Growing up... Making Amends.
>> 24 May 2012
“A wise girl asks but doesn't believe ; kisses but doesn't fall in love ; & leaves before she gets left”
- Marilyn Monroe
I like to pretend everything's alright :;
because when everyone thinks you're fine :;
sometimes you too, forget for a while
that you're not.
In
our life, we meet people. Some we never think about. There are some
that we wonder if they had given us a thought or two. And then there are
the few we wish we never had to think about again.
But we do.
Sometimes,
we have to stop caring; have to turn off all emotions to protect
ourselves from getting hurt... have to stop caring about those people:
sometimes we have to hide it all -- not letting anyone know how we feel
or what we think. We have to put a smile on our face & pretend everything is fine . Even when it’s not...because sometimes that's the only way to save ourselves from breaking our heart.
But
then, that one person comes..A shadow from the past. The other half of
the reason you existed. He does not try to dominate but somehow you feel
that he complicates your life.
They say knowing is better
than wondering ; waking is better than sleeping and the biggest
failure beats the hell out of never trying.

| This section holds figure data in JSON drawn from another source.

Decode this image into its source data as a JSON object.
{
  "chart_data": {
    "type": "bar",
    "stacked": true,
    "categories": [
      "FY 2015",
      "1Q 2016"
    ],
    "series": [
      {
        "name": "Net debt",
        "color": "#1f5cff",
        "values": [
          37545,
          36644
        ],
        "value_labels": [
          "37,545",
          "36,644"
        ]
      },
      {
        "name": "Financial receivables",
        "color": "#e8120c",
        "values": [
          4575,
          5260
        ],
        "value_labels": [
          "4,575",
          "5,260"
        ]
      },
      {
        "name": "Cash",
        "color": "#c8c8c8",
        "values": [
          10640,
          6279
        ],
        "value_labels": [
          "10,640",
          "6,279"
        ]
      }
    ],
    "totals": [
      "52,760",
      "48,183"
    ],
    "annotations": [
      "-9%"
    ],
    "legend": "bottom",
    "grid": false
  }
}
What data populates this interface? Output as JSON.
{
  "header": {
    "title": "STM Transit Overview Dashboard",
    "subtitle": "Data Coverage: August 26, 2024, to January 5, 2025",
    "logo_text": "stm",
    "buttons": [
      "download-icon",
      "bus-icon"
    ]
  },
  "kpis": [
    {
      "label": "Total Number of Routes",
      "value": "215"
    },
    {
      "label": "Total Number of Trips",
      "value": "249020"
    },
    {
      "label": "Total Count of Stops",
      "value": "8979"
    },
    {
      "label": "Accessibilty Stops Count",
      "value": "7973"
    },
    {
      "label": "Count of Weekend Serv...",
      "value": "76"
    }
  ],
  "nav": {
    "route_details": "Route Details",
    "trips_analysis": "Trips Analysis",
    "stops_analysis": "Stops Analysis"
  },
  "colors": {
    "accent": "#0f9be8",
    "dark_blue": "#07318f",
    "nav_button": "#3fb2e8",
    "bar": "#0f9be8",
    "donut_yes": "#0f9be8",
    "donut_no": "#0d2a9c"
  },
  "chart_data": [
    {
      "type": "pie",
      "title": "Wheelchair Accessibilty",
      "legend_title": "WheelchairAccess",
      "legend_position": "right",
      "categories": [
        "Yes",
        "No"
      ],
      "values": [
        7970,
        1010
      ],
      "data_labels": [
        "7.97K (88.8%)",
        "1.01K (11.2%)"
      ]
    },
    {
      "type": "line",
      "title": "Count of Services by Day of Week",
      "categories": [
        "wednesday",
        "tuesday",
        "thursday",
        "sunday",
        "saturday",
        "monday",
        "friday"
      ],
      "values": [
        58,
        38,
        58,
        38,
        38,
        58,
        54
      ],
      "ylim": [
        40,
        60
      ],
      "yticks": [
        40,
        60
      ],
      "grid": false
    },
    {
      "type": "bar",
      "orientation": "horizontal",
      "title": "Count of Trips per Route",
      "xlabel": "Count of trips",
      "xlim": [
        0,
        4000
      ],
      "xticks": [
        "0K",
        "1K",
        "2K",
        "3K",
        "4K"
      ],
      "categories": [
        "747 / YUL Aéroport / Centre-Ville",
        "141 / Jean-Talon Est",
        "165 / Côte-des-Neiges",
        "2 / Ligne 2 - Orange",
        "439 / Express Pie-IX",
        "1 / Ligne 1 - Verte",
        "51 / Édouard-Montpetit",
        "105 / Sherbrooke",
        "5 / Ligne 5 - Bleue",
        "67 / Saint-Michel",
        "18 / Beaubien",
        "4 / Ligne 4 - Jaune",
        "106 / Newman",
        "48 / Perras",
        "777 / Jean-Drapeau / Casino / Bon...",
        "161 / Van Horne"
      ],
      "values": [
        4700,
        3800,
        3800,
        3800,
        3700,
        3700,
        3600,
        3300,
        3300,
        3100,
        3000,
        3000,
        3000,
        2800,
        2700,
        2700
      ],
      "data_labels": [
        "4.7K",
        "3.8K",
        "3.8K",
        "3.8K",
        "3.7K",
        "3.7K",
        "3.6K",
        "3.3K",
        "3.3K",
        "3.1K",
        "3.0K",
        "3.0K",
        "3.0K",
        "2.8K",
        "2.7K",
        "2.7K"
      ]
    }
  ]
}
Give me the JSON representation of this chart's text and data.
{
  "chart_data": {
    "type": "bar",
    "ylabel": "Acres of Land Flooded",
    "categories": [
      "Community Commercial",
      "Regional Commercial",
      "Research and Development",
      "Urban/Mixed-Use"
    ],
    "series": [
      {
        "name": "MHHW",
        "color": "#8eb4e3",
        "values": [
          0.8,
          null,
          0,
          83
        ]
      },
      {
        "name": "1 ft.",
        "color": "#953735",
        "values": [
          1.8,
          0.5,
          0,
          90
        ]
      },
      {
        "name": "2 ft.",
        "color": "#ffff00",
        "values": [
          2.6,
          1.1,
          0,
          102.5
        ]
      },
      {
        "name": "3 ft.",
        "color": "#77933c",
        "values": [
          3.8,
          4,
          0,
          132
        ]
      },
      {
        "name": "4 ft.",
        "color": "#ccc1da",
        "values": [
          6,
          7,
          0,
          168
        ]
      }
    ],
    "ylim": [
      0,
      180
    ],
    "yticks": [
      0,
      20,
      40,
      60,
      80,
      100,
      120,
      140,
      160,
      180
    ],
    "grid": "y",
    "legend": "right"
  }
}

Life afterall, is for having fun. You don't want to waste it.
So
you decided to let him in & you trust him & you think maybe,
just maybe, everything you’ve ever gone through is worth it cause you
found someone on this messed up planet who knows you.
I
keep thinking of how much I love talking to you.. How much you make me
smile. How much similarity we have.. I think about you off and on,
replaying pieces of our conversation; laughing at funny things that you
said or did.. I've memorized your face .. I wonder what will happen the
next time we are together or whether that would be possible again..
You
asked me if I ever hated you.. and i said, i love you much for me to
hate you. As in the movie, what i hated most is the way i don't hate you
at all.
I cherish every moment i had with you.I suppose I'm a
little bit scared. You might not like it that I felt so much attachment
to you.
But I love you.
It's a mystery to
me as much as it is to you. Sometimes reality is the hardest thing to
understand and the thing that takes the longest to realize. But once it
hits us, it will always be there...
In this weird twisted way,its when we realize that reality bites.
But I already learned to deal with reality.
Afterall, at the end of the day, we must either focus on what's tearing us apart or what's holding us together.
And i chose the latter.
So, i won't going to apologize for saying what i feel, that will be like saying
" s o r r y f o r b e i n g r e a l“.
I
love you pa..We can't change the kind of story we have. We can't ask
the world to simplify the relationship that binds us. But we can always
look at life as grown ups.
I wish you well. And i'm giving you my PEACE.